Migration generation: ERD Editor generates SQL DDL export (CREATE TABLE statements). This is a full schema dump, not an incremental migration. If your schema has evolved through five iterations, you get one big DDL file — not five incremental steps. ER Flow's checkpoint-based diffing generates incremental migration files between schema versions, with both up() and down() methods. For teams using Laravel or Phinx, this means actual migration files you can run with php artisan migrate or phinx migrate.
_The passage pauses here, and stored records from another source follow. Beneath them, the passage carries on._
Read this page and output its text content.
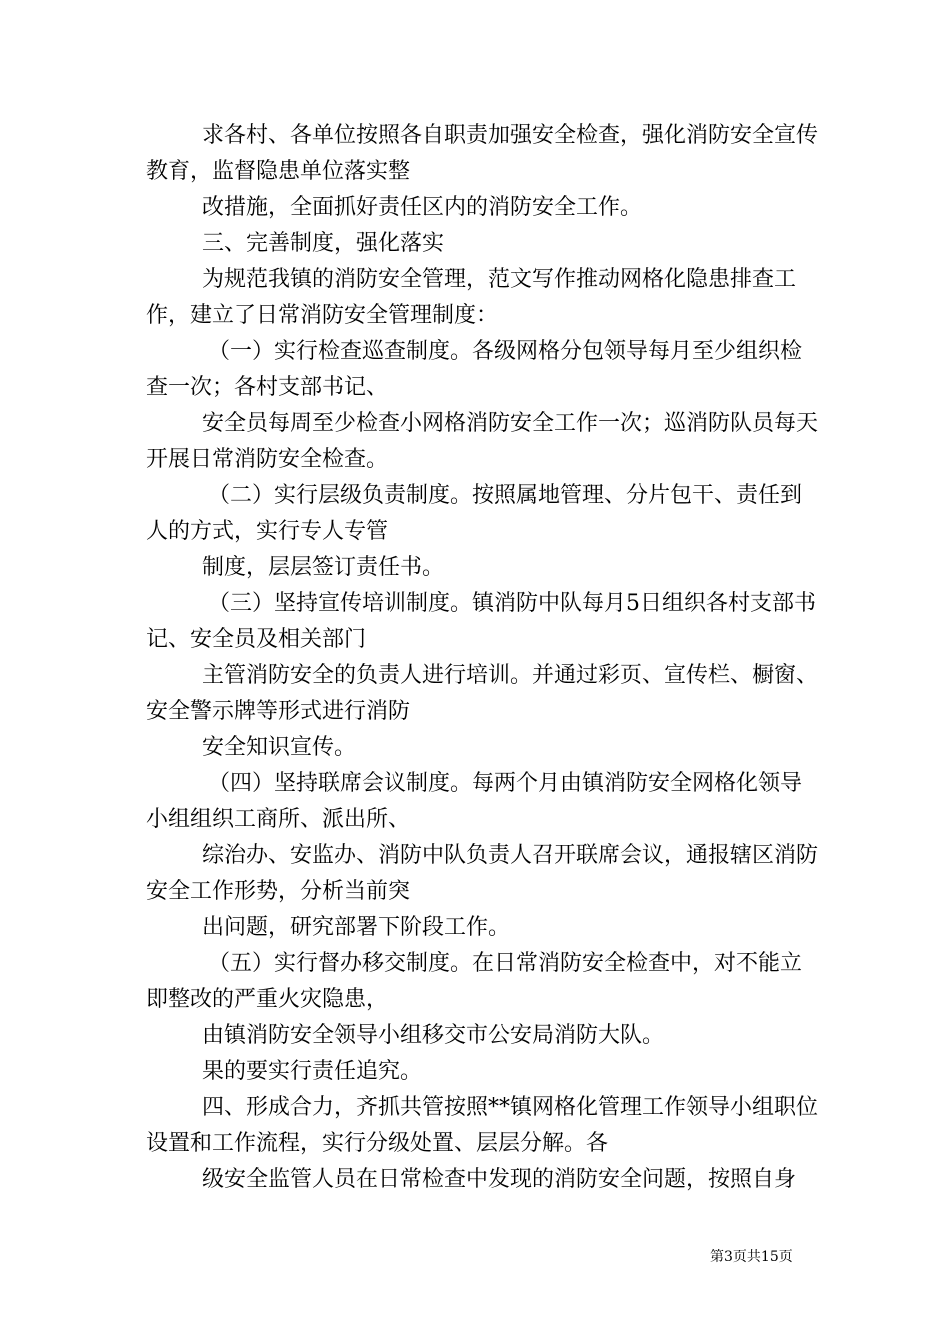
求各村、各单位按照各自职责加强安全检查，强化消防安全宣传教育，监督隐患单位落实整

改措施，全面抓好责任区内的消防安全工作。

三、完善制度，强化落实

为规范我镇的消防安全管理，范文写作推动网格化隐患排查工作，建立了日常消防安全管理制度：

（一）实行检查巡查制度。各级网格分包领导每月至少组织检查一次；各村支部书记、

安全员每周至少检查小网格消防安全工作一次；巡消防队员每天开展日常消防安全检查。

（二）实行层级负责制度。按照属地管理、分片包干、责任到人的方式，实行专人专管

制度，层层签订责任书。

（三）坚持宣传培训制度。镇消防中队每月5日组织各村支部书记、安全员及相关部门

主管消防安全的负责人进行培训。并通过彩页、宣传栏、橱窗、安全警示牌等形式进行消防

安全知识宣传。

（四）坚持联席会议制度。每两个月由镇消防安全网格化领导小组组织工商所、派出所、

综治办、安监办、消防中队负责人召开联席会议，通报辖区消防安全工作形势，分析当前突

出问题，研究部署下阶段工作。

（五）实行督办移交制度。在日常消防安全检查中，对不能立即整改的严重火灾隐患，

由镇消防安全领导小组移交市公安局消防大队。

果的要实行责任追究。

四、形成合力，齐抓共管按照**镇网格化管理工作领导小组职位设置和工作流程，实行分级处置、层层分解。各

级安全监管人员在日常检查中发现的消防安全问题，按照自身

第3页共15页
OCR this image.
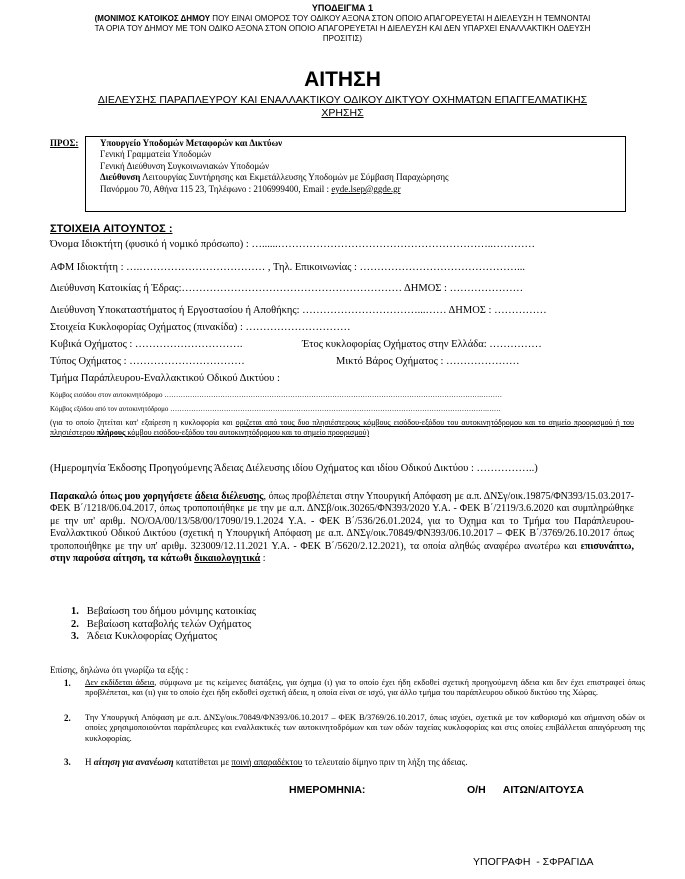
ΥΠΟΔΕΙΓΜΑ 1
(ΜΟΝΙΜΟΣ ΚΑΤΟΙΚΟΣ ΔΗΜΟΥ ΠΟΥ ΕΙΝΑΙ ΟΜΟΡΟΣ ΤΟΥ ΟΔΙΚΟΥ ΑΞΟΝΑ ΣΤΟΝ ΟΠΟΙΟ ΑΠΑΓΟΡΕΥΕΤΑΙ Η ΔΙΕΛΕΥΣΗ Η ΤΕΜΝΟΝΤΑΙ
ΤΑ ΟΡΙΑ ΤΟΥ ΔΗΜΟΥ ΜΕ ΤΟΝ ΟΔΙΚΟ ΑΞΟΝΑ ΣΤΟΝ ΟΠΟΙΟ ΑΠΑΓΟΡΕΥΕΤΑΙ Η ΔΙΕΛΕΥΣΗ ΚΑΙ ΔΕΝ ΥΠΑΡΧΕΙ ΕΝΑΛΛΑΚΤΙΚΗ ΟΔΕΥΣΗ
ΠΡΟΣΙΤΙΣ)
ΑΙΤΗΣΗ
ΔΙΕΛΕΥΣΗΣ ΠΑΡΑΠΛΕΥΡΟΥ ΚΑΙ ΕΝΑΛΛΑΚΤΙΚΟΥ ΟΔΙΚΟΥ ΔΙΚΤΥΟΥ ΟΧΗΜΑΤΩΝ ΕΠΑΓΓΕΛΜΑΤΙΚΗΣ
ΧΡΗΣΗΣ
ΠΡΟΣ: Υπουργείο Υποδομών Μεταφορών και Δικτύων
Γενική Γραμματεία Υποδομών
Γενική Διεύθυνση Συγκοινωνιακών Υποδομών
Διεύθυνση Λειτουργίας Συντήρησης και Εκμετάλλευσης Υποδομών με Σύμβαση Παραχώρησης
Πανόρμου 70, Αθήνα 115 23, Τηλέφωνο : 2106999400, Email : eyde.lsep@ggde.gr
ΣΤΟΙΧΕΙΑ ΑΙΤΟΥΝΤΟΣ :
Όνομα Ιδιοκτήτη (φυσικό ή νομικό πρόσωπο) : …......……………………………………………………..…………
ΑΦΜ Ιδιοκτήτη : ….……………………………… , Τηλ. Επικοινωνίας : ………………………………………...
Διεύθυνση Κατοικίας ή Έδρας:……………………………………………………… ΔΗΜΟΣ : …………………
Διεύθυνση Υποκαταστήματος ή Εργοστασίου ή Αποθήκης: ……………………………...…… ΔΗΜΟΣ : ……………
Στοιχεία Κυκλοφορίας Οχήματος (πινακίδα) : …………………………
Κυβικά Οχήματος : ………………………….	Έτος κυκλοφορίας Οχήματος στην Ελλάδα: ……………
Τύπος Οχήματος : ……………………………	Μικτό Βάρος Οχήματος : …………………
Τμήμα Παράπλευρου-Εναλλακτικού Οδικού Δικτύου :
Κόμβος εισόδου στον αυτοκινητόδρομο ……………………………………………………………………………………………………………………….………
Κόμβος εξόδου από τον αυτοκινητόδρομο ……………………………………………………………………………………………………………………….……
(για το οποίο ζητείται κατ' εξαίρεση η κυκλοφορία και οριζεται από τους δυο πλησιέστερους κόμβους εισόδου-εξόδου του αυτοκινητόδρομου και το σημείο προορισμού ή του πλησιέστερου πλήρους κόμβου εισόδου-εξόδου του αυτοκινητόδρομου και το σημείο προορισμού)
(Ημερομηνία Έκδοσης Προηγούμενης Άδειας Διέλευσης ιδίου Οχήματος και ιδίου Οδικού Δικτύου : ……………..)
Παρακαλώ όπως μου χορηγήσετε άδεια διέλευσης, όπως προβλέπεται στην Υπουργική Απόφαση με α.π. ΔΝΣγ/οικ.19875/ΦΝ393/15.03.2017-ΦΕΚ Β΄/1218/06.04.2017, όπως τροποποιήθηκε με την με α.π. ΔΝΣβ/οικ.30265/ΦΝ393/2020 Υ.Α. - ΦΕΚ Β΄/2119/3.6.2020 και συμπληρώθηκε με την υπ' αριθμ. ΝΟ/ΟΑ/00/13/58/00/17090/19.1.2024 Υ.Α. - ΦΕΚ Β΄/536/26.01.2024, για το Όχημα και το Τμήμα του Παράπλευρου-Εναλλακτικού Οδικού Δικτύου (σχετική η Υπουργική Απόφαση με α.π. ΔΝΣγ/οικ.70849/ΦΝ393/06.10.2017 – ΦΕΚ Β΄/3769/26.10.2017 όπως τροποποιήθηκε με την υπ' αριθμ. 323009/12.11.2021 Υ.Α. - ΦΕΚ Β΄/5620/2.12.2021), τα οποία αληθώς αναφέρω ανωτέρω και επισυνάπτω, στην παρούσα αίτηση, τα κάτωθι δικαιολογητικά :
1. Βεβαίωση του δήμου μόνιμης κατοικίας
2. Βεβαίωση καταβολής τελών Οχήματος
3. Άδεια Κυκλοφορίας Οχήματος
Επίσης, δηλώνω ότι γνωρίζω τα εξής :
1. Δεν εκδίδεται άδεια, σύμφωνα με τις κείμενες διατάξεις, για όχημα (ι) για το οποίο έχει ήδη εκδοθεί σχετική προηγούμενη άδεια και δεν έχει επιστραφεί όπως προβλέπεται, και (ιι) για το οποίο έχει ήδη εκδοθεί σχετική άδεια, η οποία είναι σε ισχύ, για άλλο τμήμα του παράπλευρου οδικού δικτύου της Χώρας.
2. Την Υπουργική Απόφαση με α.π. ΔΝΣγ/οικ.70849/ΦΝ393/06.10.2017 – ΦΕΚ Β/3769/26.10.2017, όπως ισχύει, σχετικά με τον καθορισμό και σήμανση οδών οι οποίες χρησιμοποιούνται παράπλευρες και εναλλακτικές των αυτοκινητοδρόμων και των οδών ταχείας κυκλοφορίας και στις οποίες επιβάλλεται απαγόρευση της κυκλοφορίας.
3. Η αίτηση για ανανέωση κατατίθεται με ποινή απαραδέκτου το τελευταίο δίμηνο πριν τη λήξη της άδειας.
ΗΜΕΡΟΜΗΝΙΑ:	Ο/Η      ΑΙΤΩΝ/ΑΙΤΟΥΣΑ
ΥΠΟΓΡΑΦΗ  - ΣΦΡΑΓΙΔΑ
Advanced database objects: ER Flow models stored procedures (name, parameters, language, security type, body), database triggers (event, timing, body), and views (with AI-assisted SQL generation) — all with version history. ERD Editor focuses on table structure and does not model procedures, triggers, or views.
When to Choose ERD Editor
ERD Editor is the right choice if you work primarily alone, your team has an established git-based review workflow for schema changes, you want every project artifact inside the repository without any cloud dependencies, you prefer VS Code as your primary workspace and want minimal context switching, you need a zero-cost solution with no subscription, and your schema design rarely requires simultaneous collaboration.
When to Choose ER Flow
Choose ER Flow if your team needs to collaborate on schema design in real-time — across timezones or within a single sprint. Choose it if you use Cursor, Windsurf, or Claude Code and want your AI to understand and modify your schema directly. Choose it if you deploy with Laravel or Phinx and want generated migration files rather than manual DDL translation. Choose it if your database design involves stored procedures, triggers, or views that need to be modeled alongside table structure. And choose it if your schema is a living document that evolves continuously, not a one-time artifact committed to git.
Pricing Comparison
ERD Editor: Completely free and open-source. No paid tiers, no account required. The trade-off is that there is no cloud sync, no collaboration server, and no hosted migration service — you get exactly what the extension provides and nothing more.
ER Flow: Free tier includes 1 project, 3 public diagrams, and up to 20 tables — enough to evaluate the tool on a real schema. Pro plan is $7.97 per user per month billed annually, which includes unlimited projects, private diagrams, full collaboration, MCP Server access, and migration generation.
Conclusion
ERD Editor is a well-built, developer-friendly tool that solves a specific problem elegantly: schema design inside your code editor, committed to git, with no external dependencies. If that workflow fits your team's style, it's hard to argue against it — especially at zero cost.
ER Flow is the better choice when schema design is a collaborative, ongoing activity rather than a solo, file-based one. The combination of real-time collaboration, AI integration via MCP Server, and incremental migration generation represents a fundamentally different level of capability. For teams serious about database design as part of their development workflow — not just documentation — ER Flow delivers features that ERD Editor's architecture cannot provide.